The program will first read in a single character (in the range 'a'..'z' or 'A' .. 'Z'), which will be used as the key. Then, read input line-by-line until the standard input stream is exhausted, printing out the encyphered version of each line as it is read. Here is an example:

> ./cipher
b
THIS IS SOME TEXT^D
UIJT JT TPNF UFYU
For a more robust sample, here are several sample input and output files, differing portions of Noah's message.
You can test that your program is working correctly by running the following (note the convention of having a ">" character to indicate that you type these at the Linux/UNIX command line.):
> ./cipher < crypt1.in | diff crypt1.out -
> ./cipher < crypt2.in | diff crypt2.out -
> ./cipher < crypt3.in | diff crypt3.out -
If any of these three commands produce any output, your program is not correct. As always, just passing these three tests does not guarentee that your program is correct, so try to take the time to come up with your own test cases.

Remember to focus some effort on style and documentation. A significant portion of your grade will be based on these aspects of your submission. Also, remember that we will be grading your programs with the -Wall -Werror compilation options, as always. If your program does not compile with these flags, you will be docked.

Remember to put your name and lab section at the top of your submission so we can make sure you get credit.

Bonus Credit

Bonus #1 Implement a program (or a special case of your current program) that tries all 26 possible Caesar keys as decryption keys for some cyphertext. Ask the user after each attempt if the decryption was sucessful, and terminate when the correct key is found, or print a message if no key is found.

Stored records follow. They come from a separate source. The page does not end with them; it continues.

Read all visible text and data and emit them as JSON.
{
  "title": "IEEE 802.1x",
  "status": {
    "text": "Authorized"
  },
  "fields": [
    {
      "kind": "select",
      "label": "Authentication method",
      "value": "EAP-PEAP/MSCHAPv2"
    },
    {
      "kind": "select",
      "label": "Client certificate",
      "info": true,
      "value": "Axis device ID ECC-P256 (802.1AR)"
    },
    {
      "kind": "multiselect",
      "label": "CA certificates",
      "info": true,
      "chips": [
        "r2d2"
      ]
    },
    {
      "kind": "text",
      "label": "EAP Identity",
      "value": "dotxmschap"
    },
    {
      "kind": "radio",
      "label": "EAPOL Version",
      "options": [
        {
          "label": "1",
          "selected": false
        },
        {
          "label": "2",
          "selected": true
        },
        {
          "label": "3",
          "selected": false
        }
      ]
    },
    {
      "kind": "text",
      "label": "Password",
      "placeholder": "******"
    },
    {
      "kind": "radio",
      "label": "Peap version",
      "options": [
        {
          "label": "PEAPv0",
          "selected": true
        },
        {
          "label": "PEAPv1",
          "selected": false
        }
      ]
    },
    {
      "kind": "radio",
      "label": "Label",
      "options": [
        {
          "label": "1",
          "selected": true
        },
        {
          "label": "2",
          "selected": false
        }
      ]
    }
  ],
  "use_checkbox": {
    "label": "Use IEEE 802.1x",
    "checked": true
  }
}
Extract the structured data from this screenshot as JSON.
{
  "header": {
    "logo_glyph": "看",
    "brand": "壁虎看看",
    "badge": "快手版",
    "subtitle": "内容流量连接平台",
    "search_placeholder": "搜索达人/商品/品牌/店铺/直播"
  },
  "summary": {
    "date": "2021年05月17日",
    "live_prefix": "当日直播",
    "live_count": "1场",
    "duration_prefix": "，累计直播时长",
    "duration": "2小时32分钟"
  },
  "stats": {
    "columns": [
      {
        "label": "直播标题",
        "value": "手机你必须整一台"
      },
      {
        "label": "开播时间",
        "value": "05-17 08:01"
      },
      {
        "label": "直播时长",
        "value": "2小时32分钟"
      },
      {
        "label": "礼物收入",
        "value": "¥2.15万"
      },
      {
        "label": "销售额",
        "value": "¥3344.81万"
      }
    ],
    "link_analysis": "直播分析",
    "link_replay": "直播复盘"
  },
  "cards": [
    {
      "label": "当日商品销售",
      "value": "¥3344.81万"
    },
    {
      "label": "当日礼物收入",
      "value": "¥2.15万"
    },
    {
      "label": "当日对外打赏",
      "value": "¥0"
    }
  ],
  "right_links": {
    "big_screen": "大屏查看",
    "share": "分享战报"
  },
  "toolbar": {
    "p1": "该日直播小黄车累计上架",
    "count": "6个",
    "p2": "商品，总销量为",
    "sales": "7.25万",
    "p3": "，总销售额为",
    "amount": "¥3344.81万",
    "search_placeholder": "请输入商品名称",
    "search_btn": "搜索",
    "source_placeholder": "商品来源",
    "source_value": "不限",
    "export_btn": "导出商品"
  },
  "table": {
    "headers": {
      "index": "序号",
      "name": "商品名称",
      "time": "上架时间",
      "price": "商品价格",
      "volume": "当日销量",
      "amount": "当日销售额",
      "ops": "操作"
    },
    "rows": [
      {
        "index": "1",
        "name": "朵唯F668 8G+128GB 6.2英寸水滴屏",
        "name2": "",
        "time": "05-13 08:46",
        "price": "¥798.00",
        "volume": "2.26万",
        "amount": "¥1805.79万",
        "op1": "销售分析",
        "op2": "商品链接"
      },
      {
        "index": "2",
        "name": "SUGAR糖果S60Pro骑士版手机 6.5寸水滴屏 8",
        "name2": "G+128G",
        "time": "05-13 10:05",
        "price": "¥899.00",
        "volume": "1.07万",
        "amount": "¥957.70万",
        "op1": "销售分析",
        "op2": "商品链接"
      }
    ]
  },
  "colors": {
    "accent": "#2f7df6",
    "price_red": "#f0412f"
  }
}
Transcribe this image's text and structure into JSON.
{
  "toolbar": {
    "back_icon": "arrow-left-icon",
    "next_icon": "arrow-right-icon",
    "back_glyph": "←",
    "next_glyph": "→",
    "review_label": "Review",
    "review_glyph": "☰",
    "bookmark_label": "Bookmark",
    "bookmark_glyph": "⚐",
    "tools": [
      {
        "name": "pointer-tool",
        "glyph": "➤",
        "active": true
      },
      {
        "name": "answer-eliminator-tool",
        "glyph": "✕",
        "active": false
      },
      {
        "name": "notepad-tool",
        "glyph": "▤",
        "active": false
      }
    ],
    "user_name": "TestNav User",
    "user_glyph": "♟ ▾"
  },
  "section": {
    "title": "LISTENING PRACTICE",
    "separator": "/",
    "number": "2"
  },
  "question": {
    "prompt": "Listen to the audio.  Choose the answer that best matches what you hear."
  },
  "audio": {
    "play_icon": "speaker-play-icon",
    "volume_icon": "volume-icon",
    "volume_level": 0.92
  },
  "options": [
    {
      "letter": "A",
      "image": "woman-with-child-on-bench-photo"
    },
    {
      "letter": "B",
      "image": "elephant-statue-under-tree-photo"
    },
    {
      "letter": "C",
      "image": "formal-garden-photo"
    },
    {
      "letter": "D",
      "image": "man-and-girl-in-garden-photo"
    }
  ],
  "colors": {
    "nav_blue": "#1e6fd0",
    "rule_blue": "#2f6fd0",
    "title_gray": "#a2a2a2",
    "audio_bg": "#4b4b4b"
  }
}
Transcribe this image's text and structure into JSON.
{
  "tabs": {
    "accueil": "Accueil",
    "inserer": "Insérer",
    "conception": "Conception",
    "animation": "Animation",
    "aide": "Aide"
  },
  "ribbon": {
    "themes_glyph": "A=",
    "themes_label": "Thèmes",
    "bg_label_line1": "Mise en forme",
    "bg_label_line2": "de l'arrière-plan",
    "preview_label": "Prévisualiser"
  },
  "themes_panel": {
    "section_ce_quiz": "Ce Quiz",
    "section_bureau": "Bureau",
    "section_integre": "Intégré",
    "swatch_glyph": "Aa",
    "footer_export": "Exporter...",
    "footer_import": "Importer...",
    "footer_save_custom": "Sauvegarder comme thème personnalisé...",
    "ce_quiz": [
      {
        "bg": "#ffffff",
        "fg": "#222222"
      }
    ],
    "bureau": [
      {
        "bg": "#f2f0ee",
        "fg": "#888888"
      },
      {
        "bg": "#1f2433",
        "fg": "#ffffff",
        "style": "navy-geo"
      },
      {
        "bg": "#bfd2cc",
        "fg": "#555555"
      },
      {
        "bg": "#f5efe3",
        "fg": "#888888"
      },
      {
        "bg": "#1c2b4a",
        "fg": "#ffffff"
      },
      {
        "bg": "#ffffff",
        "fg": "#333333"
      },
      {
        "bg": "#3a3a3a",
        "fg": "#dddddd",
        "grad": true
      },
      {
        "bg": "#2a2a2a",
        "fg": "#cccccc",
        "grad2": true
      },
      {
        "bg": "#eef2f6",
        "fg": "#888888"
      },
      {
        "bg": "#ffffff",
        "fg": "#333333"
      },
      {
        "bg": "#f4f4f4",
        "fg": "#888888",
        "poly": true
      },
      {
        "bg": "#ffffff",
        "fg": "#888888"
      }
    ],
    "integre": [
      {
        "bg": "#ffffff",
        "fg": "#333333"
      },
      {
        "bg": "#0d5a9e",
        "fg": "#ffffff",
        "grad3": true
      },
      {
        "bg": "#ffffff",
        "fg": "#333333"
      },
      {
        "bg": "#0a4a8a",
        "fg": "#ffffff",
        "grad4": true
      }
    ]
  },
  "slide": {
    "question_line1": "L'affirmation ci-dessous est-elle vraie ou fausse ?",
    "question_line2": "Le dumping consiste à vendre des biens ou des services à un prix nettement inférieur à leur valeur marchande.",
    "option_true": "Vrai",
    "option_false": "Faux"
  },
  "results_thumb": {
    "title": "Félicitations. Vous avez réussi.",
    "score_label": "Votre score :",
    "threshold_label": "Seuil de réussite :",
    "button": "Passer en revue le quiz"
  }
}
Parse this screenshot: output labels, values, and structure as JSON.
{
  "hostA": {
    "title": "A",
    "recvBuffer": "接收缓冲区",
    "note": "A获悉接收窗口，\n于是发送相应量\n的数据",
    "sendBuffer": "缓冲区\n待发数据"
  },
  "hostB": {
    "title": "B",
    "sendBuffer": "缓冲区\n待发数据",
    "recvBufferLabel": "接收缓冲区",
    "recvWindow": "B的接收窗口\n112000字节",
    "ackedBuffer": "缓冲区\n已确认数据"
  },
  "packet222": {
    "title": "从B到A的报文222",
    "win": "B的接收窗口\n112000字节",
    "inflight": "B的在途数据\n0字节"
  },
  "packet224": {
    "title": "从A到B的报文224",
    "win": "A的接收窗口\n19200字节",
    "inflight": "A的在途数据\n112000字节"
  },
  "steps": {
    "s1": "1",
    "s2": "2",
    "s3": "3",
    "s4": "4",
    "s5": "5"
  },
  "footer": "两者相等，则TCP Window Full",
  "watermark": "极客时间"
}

Bonus #2 Implement the above, but rather than checking all the keys in order, check the keys in order of how likely they are, based on the following ordering. Generally, the letter 'E' appears far more often in English text than any other letter. Knowing this, take the sorted frequency list for the characters in the cyphertext, and try the decryption of the cyphertext for each in order, assuming that the letter in question was plaintext 'E'. That is, if the cyphertext were:
YMFY NX NK YMJ HDUMJWYJCY BJWJ
Then the frequency count would be:
A 0       B 1        C 1
D 1       E 0        F 1
G 0       H 1        I 0
J 5       K 1        L 0
M 3       N 2        O 0
P 0       Q 0        R 0
S 0       T 0        U 1
V 0       W 2        X 1
Y 5       Z 0
So first we would check if ciphertext 'J' were plaintext 'E', which gives us:
THAT IS IF THE CYPHERTEXT WERE
Which is the answer we were looking for, in 1 guess!

Your program should still prompt the user at each iteration to ask whether the decryption was correct or not.

Bonus #3 Using English letter-frequencies, write a program that will use either of the above decryption methods and attempt to guess which decryption is the correct one, based on matching the letter-frequencies of the possible plaintext to these frequencies. This is a challenging problem, but can be worth up to 20% bonus credit.

Before you begin, think about the following: Will my letter-frequencies match up exactly with the published ones? How will I tell which decryption matches most closely? You may want to look at the published literature online. Google is, as always, your friend.